Assuming the best of your future self, you set an optimistic and radical goal to improve your life in some way. But as the days and weeks pass, the excitement and motivation fades and the slow creep of apathy leads to paralyzing inaction. The emotion that spurred you to action is now failing you.
What’s the issue? Are you a failure? Is that life-changing goal simply out of reach — beyond your capabilities? Of course not. The problem is that emotion is a poor foundation for real change.
Success in achieving anything worthwhile is not a matter of accident, and it doesn’t happen because you magically continued to feel like putting in the work. Success is won by settling in for the long fight, and exercising the discipline of persisting in doing the right thing, despite what you feel like doing.
The number one reason most people do not succeed is because they are unwilling to endure the monotony of success.
—Gary Keller
The Three Next Steps System
One of the best weapons you have against self-sabotaging emotions is to implement a system for success. The goal of the Three Next Steps system is to take advantage of the temporary enthusiasm to spur you to immediate action, and to use discipline to ensure long-term commitment.
Before leaving your meeting, putting down the book, or otherwise leaving the situation in which you decide to pursue a goal, decide on the following three actions:
- One simple thing you will do today (small task, 5-10 minutes max).
- One thing you will do tomorrow (medium complexity task).
- One thing you will do within a week (your big task for the week).
We start by ensuring that you take immediate action. We’ll pick something that takes no longer than 5-10 minutes, in order to keep the barrier to getting started low.

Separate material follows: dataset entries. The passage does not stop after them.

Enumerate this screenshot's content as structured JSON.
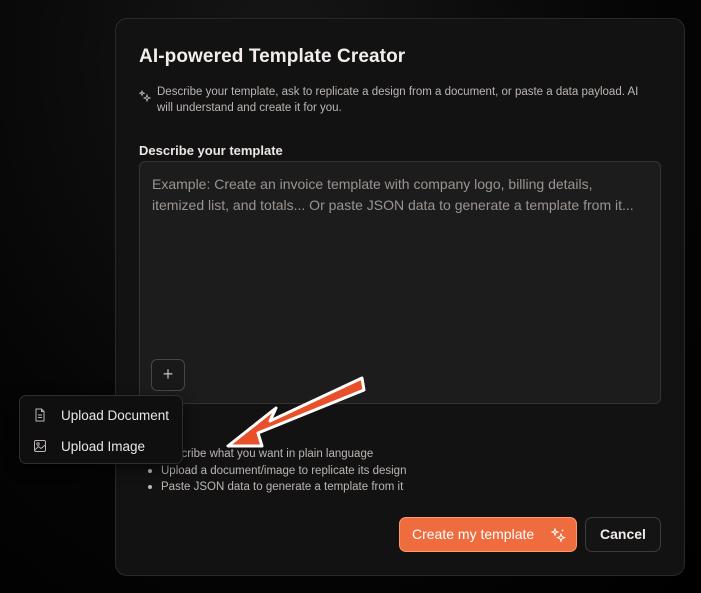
{
  "dialog": {
    "title": "AI-powered Template Creator",
    "description": "Describe your template, ask to replicate a design from a document, or paste a data payload. AI will understand and create it for you.",
    "field_label": "Describe your template",
    "textarea_placeholder": "Example: Create an invoice template with company logo, billing details, itemized list, and totals... Or paste JSON data to generate a template from it...",
    "attach_button_glyph": "+",
    "tips": [
      "Describe what you want in plain language",
      "Upload a document/image to replicate its design",
      "Paste JSON data to generate a template from it"
    ],
    "create_button_label": "Create my template",
    "cancel_button_label": "Cancel"
  },
  "attach_menu": {
    "items": [
      {
        "label": "Upload Document",
        "icon": "document-icon"
      },
      {
        "label": "Upload Image",
        "icon": "image-icon"
      }
    ]
  },
  "colors": {
    "accent": "#ee6c3e",
    "annotation_arrow": "#e8502a",
    "dialog_bg": "#121212"
  },
  "icons": {
    "sparkles": "sparkles-icon"
  }
}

Next, lets establish a consistency of action. Follow up the very next day by completing an additional task. This can be something slightly more complicated, but probably no more than an hour or two of work at the most. Remember, we’re trying to build consistency; the intensity will come later.

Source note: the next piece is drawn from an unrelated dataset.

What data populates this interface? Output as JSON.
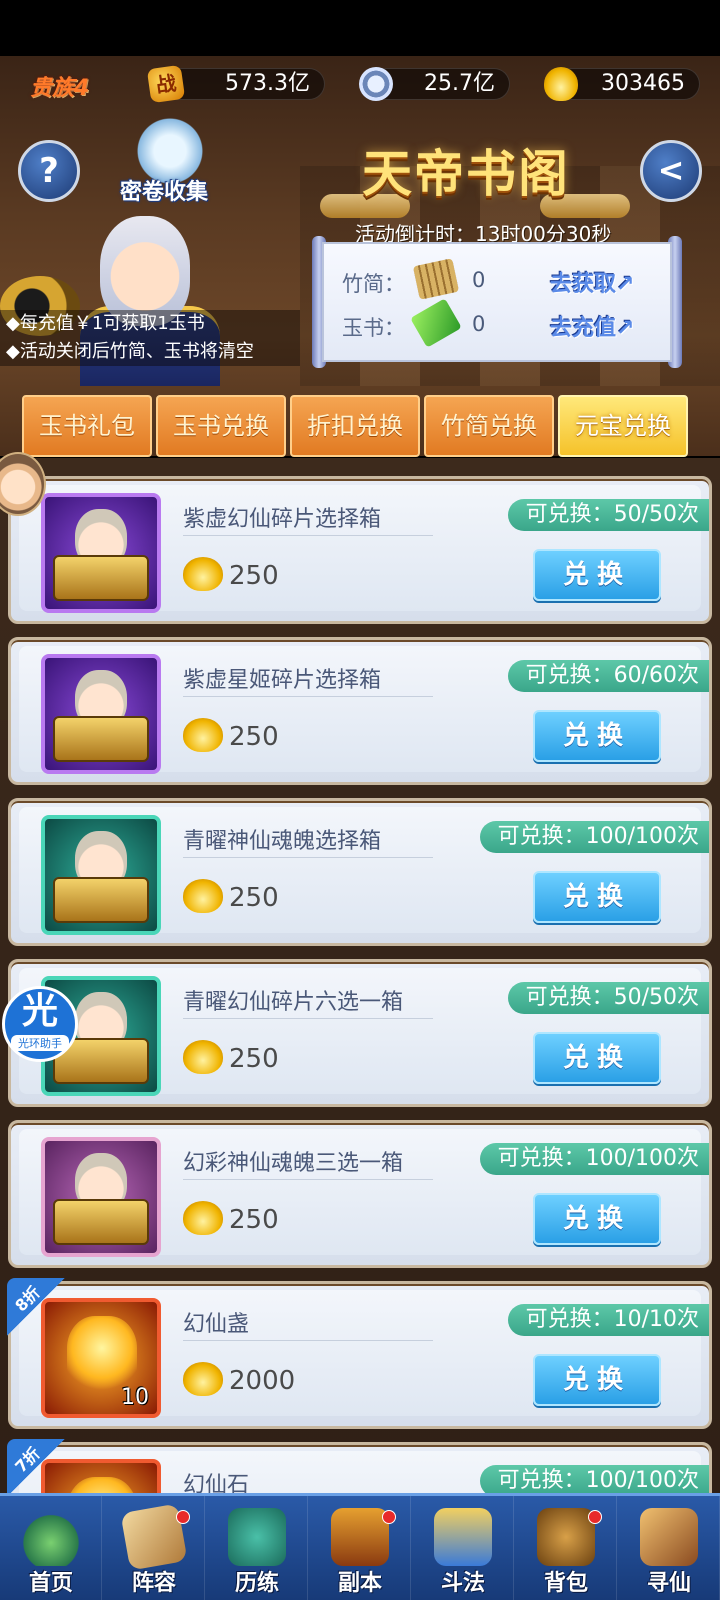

Finally, we build upon the momentum we’ve created, and use it to propel us forward. We spend the remaining 5 days focusing on the last item: Completing our ONE big task for the week.
Bias Toward Action
Don’t expect to be motivated every day to get out there and make things happen. You won’t be. Don’t count on motivation. Count on discipline.
—Jocko Willink, retired United States Navy SEAL, podcast host, author
Systems and routines are the secret for success. By immediately committing ourselves to action, we can take advantage of the temporary boost of enthusiasm and excitement. Use moments of motivation to boost your discipline, not to take the place of it.